砂の丘に駆け上がっても海は見えない。振り返ったって車の走る道路は無い。
「どこなんだよ、ここ!」
思わず声が出た。けど、答える者なんか居ない。お前がここに連れてきたくせに、ってお宝ティンはんなら言うかな?
「知るかよ! それより俺もう無理だ! 時保、無理無理! 」
「諦めんな! とにかく走れ! 走るしか無いんだ! スケコマ師」
そんな俺達、どこにでも居る高校生二人の後を追って砂の丘を駆け上がってくるのは。
「化物、来たぁ!」
我が友スケコマ師の絶叫を耳にしながら、俺は振り返らない。あんな物、見たくない。
そして何度目かの砂丘の上に立った瞬間、俺は叫んでいた。
「ヲタ平~!」
目の前の砂丘の麓、今ゆっくりと我が友が砂の上を流れていく。
「まだ気を失ったままだ」
追い付いた駒下が俺の横に並んだ。
「どうする、時保」
「決まってるだろ、助ける!」
俺はダイブに近い感じで、斜面に飛び出す。瞬間、空中を走るように足がバタついたけど、倒れる事なく駆け下った。
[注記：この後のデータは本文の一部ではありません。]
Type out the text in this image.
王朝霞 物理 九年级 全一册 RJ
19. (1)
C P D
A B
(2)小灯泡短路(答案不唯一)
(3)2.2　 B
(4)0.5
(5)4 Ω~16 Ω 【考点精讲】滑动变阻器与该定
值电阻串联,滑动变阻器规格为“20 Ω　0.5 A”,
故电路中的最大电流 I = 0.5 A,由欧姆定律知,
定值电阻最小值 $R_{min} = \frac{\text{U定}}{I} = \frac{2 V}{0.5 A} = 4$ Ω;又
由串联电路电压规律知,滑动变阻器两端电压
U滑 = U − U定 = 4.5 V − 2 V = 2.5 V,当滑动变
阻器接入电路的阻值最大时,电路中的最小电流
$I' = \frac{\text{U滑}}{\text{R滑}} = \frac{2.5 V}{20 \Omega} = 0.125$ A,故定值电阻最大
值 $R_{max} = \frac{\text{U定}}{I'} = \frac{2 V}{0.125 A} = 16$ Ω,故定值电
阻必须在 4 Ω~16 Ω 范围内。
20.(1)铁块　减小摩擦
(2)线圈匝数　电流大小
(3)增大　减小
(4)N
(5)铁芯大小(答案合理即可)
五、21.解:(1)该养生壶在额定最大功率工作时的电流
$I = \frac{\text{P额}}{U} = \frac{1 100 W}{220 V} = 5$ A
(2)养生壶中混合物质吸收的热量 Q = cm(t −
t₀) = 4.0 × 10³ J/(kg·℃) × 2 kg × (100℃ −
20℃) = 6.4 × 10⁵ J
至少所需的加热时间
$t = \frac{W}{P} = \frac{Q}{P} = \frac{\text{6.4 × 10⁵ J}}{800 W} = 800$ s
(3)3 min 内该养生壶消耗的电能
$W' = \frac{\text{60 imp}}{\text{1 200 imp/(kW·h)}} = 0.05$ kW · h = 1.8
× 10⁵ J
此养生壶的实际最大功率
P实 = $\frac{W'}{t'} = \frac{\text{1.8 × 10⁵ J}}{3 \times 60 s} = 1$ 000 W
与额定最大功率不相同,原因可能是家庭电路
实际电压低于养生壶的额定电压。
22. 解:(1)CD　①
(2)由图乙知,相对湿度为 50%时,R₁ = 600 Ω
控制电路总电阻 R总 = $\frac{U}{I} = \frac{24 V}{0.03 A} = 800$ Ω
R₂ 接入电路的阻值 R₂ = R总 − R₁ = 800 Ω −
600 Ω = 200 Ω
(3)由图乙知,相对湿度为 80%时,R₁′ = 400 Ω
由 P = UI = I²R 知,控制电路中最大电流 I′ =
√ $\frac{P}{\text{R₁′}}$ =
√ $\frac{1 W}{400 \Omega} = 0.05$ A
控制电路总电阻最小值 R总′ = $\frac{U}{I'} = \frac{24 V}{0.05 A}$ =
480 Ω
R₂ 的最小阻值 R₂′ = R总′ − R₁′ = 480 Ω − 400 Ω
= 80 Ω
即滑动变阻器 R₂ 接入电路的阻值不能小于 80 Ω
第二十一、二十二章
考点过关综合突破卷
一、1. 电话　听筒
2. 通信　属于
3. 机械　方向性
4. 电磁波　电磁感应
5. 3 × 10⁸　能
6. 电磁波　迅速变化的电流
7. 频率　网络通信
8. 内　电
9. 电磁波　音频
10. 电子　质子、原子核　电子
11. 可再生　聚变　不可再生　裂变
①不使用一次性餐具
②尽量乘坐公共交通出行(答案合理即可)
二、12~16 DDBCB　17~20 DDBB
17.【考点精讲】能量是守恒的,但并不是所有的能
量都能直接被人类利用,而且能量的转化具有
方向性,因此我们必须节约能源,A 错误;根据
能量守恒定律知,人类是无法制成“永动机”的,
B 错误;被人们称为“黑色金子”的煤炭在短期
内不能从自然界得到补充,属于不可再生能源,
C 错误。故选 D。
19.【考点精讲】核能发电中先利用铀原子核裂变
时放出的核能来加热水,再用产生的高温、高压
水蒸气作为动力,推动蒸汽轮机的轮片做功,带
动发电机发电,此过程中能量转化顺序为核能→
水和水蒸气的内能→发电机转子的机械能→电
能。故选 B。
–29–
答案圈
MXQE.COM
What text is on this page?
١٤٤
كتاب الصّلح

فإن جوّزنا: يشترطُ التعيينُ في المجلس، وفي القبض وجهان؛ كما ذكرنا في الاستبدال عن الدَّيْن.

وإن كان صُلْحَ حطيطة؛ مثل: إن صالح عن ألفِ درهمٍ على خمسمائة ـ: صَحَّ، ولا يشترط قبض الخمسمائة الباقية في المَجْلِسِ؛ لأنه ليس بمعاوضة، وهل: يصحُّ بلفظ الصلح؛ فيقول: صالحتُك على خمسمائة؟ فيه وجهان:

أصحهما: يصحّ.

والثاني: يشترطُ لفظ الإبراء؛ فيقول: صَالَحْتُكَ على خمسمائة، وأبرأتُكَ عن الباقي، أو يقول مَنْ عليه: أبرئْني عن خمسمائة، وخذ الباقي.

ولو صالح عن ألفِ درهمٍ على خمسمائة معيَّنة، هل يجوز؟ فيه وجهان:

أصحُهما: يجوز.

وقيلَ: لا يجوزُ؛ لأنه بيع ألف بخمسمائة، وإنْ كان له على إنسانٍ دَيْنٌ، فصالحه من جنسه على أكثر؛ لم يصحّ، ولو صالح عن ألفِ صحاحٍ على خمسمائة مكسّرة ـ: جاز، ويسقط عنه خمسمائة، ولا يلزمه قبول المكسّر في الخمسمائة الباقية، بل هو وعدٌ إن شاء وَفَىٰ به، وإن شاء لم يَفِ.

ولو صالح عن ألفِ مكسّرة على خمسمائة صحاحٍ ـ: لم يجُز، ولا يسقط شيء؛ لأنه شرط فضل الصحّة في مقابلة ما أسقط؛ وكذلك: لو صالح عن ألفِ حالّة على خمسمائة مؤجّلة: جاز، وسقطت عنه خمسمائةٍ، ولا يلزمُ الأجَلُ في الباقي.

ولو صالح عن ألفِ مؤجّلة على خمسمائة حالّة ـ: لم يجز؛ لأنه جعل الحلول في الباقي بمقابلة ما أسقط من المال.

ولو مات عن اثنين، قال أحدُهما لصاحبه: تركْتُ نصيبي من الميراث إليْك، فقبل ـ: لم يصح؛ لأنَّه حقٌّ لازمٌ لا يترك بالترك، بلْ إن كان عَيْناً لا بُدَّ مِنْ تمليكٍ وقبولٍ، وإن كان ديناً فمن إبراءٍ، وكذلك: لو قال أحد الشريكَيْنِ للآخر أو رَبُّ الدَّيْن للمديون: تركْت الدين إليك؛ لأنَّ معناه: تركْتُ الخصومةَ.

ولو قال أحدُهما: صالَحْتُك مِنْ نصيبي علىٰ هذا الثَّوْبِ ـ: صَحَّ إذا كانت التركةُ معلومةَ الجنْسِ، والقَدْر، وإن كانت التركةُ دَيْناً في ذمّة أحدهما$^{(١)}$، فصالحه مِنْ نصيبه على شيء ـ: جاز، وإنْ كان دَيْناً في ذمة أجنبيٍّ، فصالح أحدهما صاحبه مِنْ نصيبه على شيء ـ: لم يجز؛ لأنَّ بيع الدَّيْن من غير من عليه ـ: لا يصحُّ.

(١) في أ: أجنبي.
ヲタ平が流れていく先が、すり鉢状になってる。嫌な予感しかしないよ、これは。
必死で追いついて我が友の足を掴んだ。
「よっし! 止めた」
叫んだ刹那、すり鉢の底が動く。突き出てくるのは二本の角、いや、ハサミ?
「な、何なんだよ、あれ」
真後ろでスケコマ師の声が聞こえた。でも俺は答えられない。俺自身が同じセリフしか出て来そうに無いから。
砂の中から突き出たのは、巨大なアリジゴクの顎。そしてその下に、お風呂大好き映画に出てたような濃いメン俳優そっくりの、巨大な人間の顔が付いていたんだ。